A 2006 poll by the National Sleep Foundation found 80 percent of teens fail to get the recommended amount of sleep. The American Psychological Association found there are more child psychiatric patients today than in the 1950s. According to the Institute for Social Research, there has been a 28 percent drop in the time 15- to 17-year-olds spend playing sports.
These statistics are unified under one single fact: Homework is on the rise. The University of Michigan, which conducted a study of 2,900 students, found the modern student spends 51 percent more time on homework than in 1981.
“The Myth About Homework,” an article on Time magazine’s Web site, says “students ages 6 to 8 did an average of 52 minutes of homework a week in 1981, (but) they were toiling 128 minutes weekly by 1997. And that’s before No Child Left Behind kicked in.”
Bennett says of the strain homework puts on students: “Homework interferes with students’ time to pursue their own interests, play or hang out with friends, sleep, eat dinner with their families, do chores, etc.”
To find out if that is really true, SRHS students were asked not only if homework recently forced them to take time away from hobbies or extracurricular activities, but also if they have, in the school year so far, saved time by lowering the quality of their work. Sixty-six percent and 68 percent, respectively, of students responded yes.

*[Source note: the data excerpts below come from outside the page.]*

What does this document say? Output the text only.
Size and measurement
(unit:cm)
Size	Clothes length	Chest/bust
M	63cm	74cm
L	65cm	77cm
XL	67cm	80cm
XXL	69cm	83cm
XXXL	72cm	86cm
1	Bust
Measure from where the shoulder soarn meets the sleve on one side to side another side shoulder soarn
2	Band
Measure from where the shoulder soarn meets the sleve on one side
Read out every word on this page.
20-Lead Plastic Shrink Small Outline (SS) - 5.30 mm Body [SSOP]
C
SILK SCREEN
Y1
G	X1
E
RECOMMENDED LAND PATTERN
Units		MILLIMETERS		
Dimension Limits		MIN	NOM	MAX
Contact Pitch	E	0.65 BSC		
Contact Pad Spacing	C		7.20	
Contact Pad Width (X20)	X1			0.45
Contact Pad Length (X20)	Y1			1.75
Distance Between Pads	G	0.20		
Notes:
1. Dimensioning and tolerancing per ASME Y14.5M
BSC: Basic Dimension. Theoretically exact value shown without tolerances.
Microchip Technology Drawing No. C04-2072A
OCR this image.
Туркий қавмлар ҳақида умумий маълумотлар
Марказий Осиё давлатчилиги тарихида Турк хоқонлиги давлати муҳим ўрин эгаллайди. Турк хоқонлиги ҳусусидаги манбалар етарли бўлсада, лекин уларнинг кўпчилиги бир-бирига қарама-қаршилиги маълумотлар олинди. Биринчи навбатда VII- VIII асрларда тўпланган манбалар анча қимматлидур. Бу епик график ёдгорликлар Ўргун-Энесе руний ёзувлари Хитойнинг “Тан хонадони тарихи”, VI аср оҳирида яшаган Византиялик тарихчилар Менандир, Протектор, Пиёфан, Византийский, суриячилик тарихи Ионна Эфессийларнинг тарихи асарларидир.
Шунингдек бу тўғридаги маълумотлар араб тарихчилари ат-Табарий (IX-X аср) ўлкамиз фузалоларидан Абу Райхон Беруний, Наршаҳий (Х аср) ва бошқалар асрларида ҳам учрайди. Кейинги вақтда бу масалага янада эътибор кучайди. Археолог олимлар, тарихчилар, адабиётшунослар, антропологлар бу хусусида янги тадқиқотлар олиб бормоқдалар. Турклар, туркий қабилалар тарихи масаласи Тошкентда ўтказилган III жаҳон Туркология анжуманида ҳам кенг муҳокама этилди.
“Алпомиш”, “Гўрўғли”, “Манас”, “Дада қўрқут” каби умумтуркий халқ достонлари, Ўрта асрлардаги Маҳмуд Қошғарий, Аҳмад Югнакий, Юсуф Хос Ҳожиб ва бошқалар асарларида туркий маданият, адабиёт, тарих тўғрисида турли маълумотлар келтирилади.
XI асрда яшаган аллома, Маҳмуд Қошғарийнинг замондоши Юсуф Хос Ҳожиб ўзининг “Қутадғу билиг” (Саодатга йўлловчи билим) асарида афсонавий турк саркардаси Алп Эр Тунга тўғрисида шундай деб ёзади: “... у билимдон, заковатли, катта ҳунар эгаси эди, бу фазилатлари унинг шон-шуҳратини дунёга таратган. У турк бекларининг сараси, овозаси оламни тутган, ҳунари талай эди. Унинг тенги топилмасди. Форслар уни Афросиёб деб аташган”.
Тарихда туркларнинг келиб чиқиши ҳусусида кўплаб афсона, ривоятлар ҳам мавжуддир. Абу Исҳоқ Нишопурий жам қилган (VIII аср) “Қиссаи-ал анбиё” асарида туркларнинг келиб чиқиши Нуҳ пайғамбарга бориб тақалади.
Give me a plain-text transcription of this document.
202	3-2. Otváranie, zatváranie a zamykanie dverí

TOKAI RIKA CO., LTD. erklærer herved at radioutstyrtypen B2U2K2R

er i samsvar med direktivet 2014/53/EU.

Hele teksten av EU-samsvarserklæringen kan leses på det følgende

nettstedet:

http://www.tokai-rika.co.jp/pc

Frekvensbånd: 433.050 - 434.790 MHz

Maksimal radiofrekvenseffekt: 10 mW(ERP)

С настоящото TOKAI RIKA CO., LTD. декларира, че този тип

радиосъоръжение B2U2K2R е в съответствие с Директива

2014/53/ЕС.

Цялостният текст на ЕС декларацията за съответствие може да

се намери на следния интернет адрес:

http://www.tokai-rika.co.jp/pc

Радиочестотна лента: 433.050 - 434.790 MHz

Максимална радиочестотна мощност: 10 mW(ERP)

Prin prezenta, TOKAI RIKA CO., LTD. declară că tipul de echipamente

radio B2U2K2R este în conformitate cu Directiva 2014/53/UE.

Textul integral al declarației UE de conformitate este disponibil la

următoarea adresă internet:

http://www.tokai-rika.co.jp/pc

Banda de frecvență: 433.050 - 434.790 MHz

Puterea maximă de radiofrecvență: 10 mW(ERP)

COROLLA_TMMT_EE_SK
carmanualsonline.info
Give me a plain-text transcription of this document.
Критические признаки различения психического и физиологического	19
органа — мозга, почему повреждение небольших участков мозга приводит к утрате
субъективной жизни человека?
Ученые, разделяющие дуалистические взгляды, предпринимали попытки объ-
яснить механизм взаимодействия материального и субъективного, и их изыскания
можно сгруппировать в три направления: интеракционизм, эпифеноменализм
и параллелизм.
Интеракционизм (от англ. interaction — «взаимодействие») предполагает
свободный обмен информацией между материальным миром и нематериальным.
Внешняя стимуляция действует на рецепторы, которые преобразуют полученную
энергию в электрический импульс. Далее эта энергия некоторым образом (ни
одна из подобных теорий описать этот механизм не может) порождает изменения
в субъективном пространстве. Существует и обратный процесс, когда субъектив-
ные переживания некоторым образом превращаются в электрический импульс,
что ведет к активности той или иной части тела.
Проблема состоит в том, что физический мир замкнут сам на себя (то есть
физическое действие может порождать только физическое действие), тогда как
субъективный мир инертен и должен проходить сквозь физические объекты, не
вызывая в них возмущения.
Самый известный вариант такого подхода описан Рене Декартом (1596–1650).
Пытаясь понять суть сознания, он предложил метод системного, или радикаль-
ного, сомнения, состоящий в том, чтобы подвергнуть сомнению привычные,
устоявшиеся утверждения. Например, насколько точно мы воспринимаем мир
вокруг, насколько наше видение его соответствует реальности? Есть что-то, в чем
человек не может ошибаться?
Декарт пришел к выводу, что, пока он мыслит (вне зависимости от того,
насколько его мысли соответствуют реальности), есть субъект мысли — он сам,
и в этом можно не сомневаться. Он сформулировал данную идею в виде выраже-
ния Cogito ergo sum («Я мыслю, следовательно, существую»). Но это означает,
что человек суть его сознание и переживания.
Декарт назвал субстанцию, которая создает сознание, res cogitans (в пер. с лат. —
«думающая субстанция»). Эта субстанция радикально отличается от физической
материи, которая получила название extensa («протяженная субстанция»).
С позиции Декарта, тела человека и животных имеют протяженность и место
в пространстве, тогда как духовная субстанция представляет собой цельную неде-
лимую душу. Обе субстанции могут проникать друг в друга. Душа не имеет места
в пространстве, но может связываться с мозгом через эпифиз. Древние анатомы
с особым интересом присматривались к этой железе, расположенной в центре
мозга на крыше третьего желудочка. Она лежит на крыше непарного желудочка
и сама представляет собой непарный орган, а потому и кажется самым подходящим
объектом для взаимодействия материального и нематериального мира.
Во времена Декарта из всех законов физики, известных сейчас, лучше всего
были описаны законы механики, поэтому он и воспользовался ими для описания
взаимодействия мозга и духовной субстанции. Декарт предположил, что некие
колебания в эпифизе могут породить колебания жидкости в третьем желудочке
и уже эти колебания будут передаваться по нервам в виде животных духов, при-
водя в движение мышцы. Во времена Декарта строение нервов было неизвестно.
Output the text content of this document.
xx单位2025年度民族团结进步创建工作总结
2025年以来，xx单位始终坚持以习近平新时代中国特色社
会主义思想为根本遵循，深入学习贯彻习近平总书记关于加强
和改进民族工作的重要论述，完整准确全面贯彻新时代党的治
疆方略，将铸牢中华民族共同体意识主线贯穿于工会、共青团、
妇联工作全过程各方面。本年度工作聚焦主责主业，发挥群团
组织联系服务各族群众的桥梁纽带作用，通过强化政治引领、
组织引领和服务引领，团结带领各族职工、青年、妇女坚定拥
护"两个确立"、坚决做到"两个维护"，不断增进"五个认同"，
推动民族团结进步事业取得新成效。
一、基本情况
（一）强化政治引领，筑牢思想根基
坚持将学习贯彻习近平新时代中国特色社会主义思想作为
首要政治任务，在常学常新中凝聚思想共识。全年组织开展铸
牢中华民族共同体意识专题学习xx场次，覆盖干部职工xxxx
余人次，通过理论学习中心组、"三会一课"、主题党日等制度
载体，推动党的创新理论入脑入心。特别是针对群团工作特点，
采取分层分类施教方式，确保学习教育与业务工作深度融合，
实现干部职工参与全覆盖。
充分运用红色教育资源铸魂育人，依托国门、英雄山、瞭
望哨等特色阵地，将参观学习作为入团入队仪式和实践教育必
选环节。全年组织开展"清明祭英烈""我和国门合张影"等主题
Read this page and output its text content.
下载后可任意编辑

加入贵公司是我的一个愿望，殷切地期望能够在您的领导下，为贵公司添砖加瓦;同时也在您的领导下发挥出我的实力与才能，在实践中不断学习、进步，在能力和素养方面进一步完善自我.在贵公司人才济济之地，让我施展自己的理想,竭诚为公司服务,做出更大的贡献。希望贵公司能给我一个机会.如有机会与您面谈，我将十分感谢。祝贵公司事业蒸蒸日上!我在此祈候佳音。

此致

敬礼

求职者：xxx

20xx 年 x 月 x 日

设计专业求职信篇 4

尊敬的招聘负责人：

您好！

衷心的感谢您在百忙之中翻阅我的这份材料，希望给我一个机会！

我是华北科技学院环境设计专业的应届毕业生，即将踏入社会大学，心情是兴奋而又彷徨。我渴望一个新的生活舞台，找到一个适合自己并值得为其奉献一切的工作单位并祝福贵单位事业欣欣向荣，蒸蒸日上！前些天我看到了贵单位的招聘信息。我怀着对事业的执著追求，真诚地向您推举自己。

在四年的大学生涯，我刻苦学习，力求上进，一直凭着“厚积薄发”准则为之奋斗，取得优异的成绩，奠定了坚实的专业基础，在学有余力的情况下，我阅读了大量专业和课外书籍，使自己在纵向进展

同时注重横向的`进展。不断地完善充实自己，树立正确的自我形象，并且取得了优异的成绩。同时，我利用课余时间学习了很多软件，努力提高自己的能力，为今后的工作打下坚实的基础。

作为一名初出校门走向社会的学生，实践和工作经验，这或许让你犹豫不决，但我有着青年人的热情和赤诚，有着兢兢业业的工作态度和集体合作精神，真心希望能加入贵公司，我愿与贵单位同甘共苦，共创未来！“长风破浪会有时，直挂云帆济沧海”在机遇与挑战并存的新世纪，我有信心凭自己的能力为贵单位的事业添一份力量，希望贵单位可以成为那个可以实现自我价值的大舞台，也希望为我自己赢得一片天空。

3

Harris Cooper already proved that overloading students with homework may lower test scores, but not only test scores are hurt. An SRHS student with a poor grade in math class attributes his bad grades to the huge amount of work he is given daily. In addition to work assigned in school, he also has several chores he completes daily. The combined amounts of work he has take him from 3:30 to 7:30 p.m. — four hours total.
“Some days I have too much stuff to even focus on the homework,” he said. “That’s why sometimes it’s not completed all the way.”
What this demonstrates is one of the most troubling aspects of homework: it treats students equally. If there’s anything that every educator should know, it’s that every student is different. While two individuals may have the same ability in a subject, they may differ in a number of other areas.
The solution to this problem isn’t to personalize homework (there aren’t nearly enough hours in the day). Rather, the solution is to eliminate it.
What students tell us and what research shows is that taking such a course of action would do so much for the student as well as the class. The prospect of creating more in-depth and enriching classrooms alone is reason enough to consider a no-homework policy. Once the innumerable independent advantages — some of which are far-reaching enough to affect students’ sleeping habits or stress levels — are factored in, the decision to eliminate homework becomes a no-brainer.